Entre esses elementos da comunidade perfilam-se, sucessivamente: em primeiro lugar, membros da família natural extensa que, sendo familiares próximos da criança, se mostrem com vontade e capacidade para substituir os pais; em segundo lugar, candidatos a adoptantes que, recusando expedientes ilegítimos, aceitem uma selecção e um acompanhamento sérios e competentes, com vista à adopção; em terceiro lugar, casais e pessoas que, pela sua tutela ou apadrinhamento, são capazes de tomar a seu cargo a protecção e a educação da criança que não pode ser integrada adequadamente em família natural ou adoptiva; e, em quarto lugar, as organizações não governamentais, em especial as instituições particulares de solidariedade social.
Toda esta acção de detecção, diagnóstico, elaboração de projecto e sua execução exige uma acção coordenada, dinâmica e flexível, que, envolvendo os diversos agentes do Estado, designadamente os tribunais e os serviços de acção social, a família natural e a adoptiva, bem como as instituições da sociedade civil, contemple, de forma ajustada, todos os interesses legítimos em jogo, designadamente os daqueles que constituem o «triângulo adoptivo», isto é, a criança, a família natural e a família adoptiva.
Consagrados, assim, os princípios, importa definir os objectivos. E como objectivo essencial da alteração proposta, retira-se o de estabelecer mecanismos que facilitem a adopção, de forma mais clarificadora e segura para todos os intervenientes e mais capaz de satisfazer em concreto o interesse da criança desprovida de meio familiar normal, num esforço de concordância prática, que assegure o respeito pelos interesses legítimos e direitos de todos e se integre também numa perspectiva de interesse público.
Destaco, assim, entre as grandes linhas das alterações a introduzir, alguns aspectos mais significativos: desde logo, como primeira inovação, a previsão do instituto da «confiança judicial» do menor, com vista a futura adopção.

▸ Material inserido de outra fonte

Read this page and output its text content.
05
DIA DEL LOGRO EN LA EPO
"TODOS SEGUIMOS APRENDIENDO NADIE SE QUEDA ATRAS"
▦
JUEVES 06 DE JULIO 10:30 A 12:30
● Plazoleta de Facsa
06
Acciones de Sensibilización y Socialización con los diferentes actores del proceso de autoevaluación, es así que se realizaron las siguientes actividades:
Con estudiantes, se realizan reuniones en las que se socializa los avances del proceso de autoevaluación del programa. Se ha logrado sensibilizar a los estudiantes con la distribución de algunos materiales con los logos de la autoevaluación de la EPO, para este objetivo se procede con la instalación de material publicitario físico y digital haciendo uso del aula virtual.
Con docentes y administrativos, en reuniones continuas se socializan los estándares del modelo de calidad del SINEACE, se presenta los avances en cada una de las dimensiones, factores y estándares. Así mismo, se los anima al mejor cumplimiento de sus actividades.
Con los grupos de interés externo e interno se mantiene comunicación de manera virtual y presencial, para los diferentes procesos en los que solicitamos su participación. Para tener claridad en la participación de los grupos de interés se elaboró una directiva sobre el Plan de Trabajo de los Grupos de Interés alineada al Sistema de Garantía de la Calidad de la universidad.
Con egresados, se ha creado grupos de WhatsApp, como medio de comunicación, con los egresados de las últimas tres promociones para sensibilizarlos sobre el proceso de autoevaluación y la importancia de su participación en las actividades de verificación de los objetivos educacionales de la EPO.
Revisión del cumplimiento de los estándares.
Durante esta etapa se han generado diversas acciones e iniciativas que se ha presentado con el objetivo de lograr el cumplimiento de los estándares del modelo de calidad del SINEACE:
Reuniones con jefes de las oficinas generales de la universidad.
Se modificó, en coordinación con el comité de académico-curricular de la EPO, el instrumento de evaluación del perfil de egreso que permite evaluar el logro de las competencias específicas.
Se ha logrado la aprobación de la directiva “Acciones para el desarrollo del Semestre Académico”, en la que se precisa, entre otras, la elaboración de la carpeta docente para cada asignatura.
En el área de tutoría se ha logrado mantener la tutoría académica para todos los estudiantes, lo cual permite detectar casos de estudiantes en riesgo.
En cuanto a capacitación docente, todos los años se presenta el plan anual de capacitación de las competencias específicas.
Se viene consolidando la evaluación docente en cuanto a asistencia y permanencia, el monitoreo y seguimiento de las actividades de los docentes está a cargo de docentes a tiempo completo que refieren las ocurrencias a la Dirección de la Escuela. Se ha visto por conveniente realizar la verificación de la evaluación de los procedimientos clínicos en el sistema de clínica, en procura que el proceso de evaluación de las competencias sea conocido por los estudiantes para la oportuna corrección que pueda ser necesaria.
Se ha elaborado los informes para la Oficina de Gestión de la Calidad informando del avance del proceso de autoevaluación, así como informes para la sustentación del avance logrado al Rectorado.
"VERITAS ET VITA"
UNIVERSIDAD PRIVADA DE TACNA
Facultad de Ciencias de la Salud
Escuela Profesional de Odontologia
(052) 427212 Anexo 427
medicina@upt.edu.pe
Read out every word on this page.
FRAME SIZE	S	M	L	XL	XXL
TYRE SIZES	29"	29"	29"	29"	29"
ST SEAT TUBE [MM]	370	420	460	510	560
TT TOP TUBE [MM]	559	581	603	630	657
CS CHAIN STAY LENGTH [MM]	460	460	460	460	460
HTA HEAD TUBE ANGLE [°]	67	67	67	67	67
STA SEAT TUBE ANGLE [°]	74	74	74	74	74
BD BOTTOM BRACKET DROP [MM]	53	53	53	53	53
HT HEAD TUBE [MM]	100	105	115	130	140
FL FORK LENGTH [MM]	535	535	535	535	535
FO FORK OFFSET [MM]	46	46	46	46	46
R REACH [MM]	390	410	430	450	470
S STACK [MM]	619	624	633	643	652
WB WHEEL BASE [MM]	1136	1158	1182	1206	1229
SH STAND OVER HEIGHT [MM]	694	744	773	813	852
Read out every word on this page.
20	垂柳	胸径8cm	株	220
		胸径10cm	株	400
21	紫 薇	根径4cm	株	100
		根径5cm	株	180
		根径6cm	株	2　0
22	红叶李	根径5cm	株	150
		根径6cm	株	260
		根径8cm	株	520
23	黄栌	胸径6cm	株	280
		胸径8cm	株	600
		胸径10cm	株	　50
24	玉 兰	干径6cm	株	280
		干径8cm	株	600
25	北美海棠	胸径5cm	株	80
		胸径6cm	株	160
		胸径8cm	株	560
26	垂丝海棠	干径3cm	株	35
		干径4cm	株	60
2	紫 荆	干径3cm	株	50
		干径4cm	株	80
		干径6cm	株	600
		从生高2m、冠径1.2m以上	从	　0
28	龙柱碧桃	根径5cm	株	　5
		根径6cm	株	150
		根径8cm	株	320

A «confiança judicial» vem substituir, com vantagem, desde logo, por uma designação envolvendo menor risco de estigmatização, a declaração judicial de abandono, prevista na legislação ainda em vigor, reduzindo, porém, para seis meses o período durante o qual deve verificar-se o manifesto desinteresse pelo filho em termos de comprometer os vínculos próprios da filiação.
Pensa-se, em harmonia com os dados da experiência, os ensinamentos da sociopsicologia do desenvolvimento e ainda com um sentido actualizado da responsabilidade parental, decorrente do conceito e do conteúdo do poder paternal, que será assim melhor respeitado o interesse da criança de não ver protelada injustificadamente a definição, que lhe é essencial, da sua situação face aos pais biológicos, sem prejuízo do respeito pela posição e direitos legítimos destes.
Entretanto, para além desses casos que integram, na lei actual, o «estado de abandono do menor», tipificam-se outras hipóteses que podem fundamentar a «confiança judicial».
Relativamente à legitimidade para requerer a «confiança judicial», alarga-se a previsão actual, que apenas a atribui ao Ministério Público e à direcção do estabelecimento público ou particular de assistência onde o menor tenha sido recolhido, estendendo-a agora ao organismo de segurança social da área da residência do menor e à pessoa a quem o menor tenha sido administrativamente confiado. Assim se facilita a definição, com segurança, de situações que podem conduzir à adopção.
Para que a adopção seja decretada não é, porém, indispensável a prévia «confiança judicial».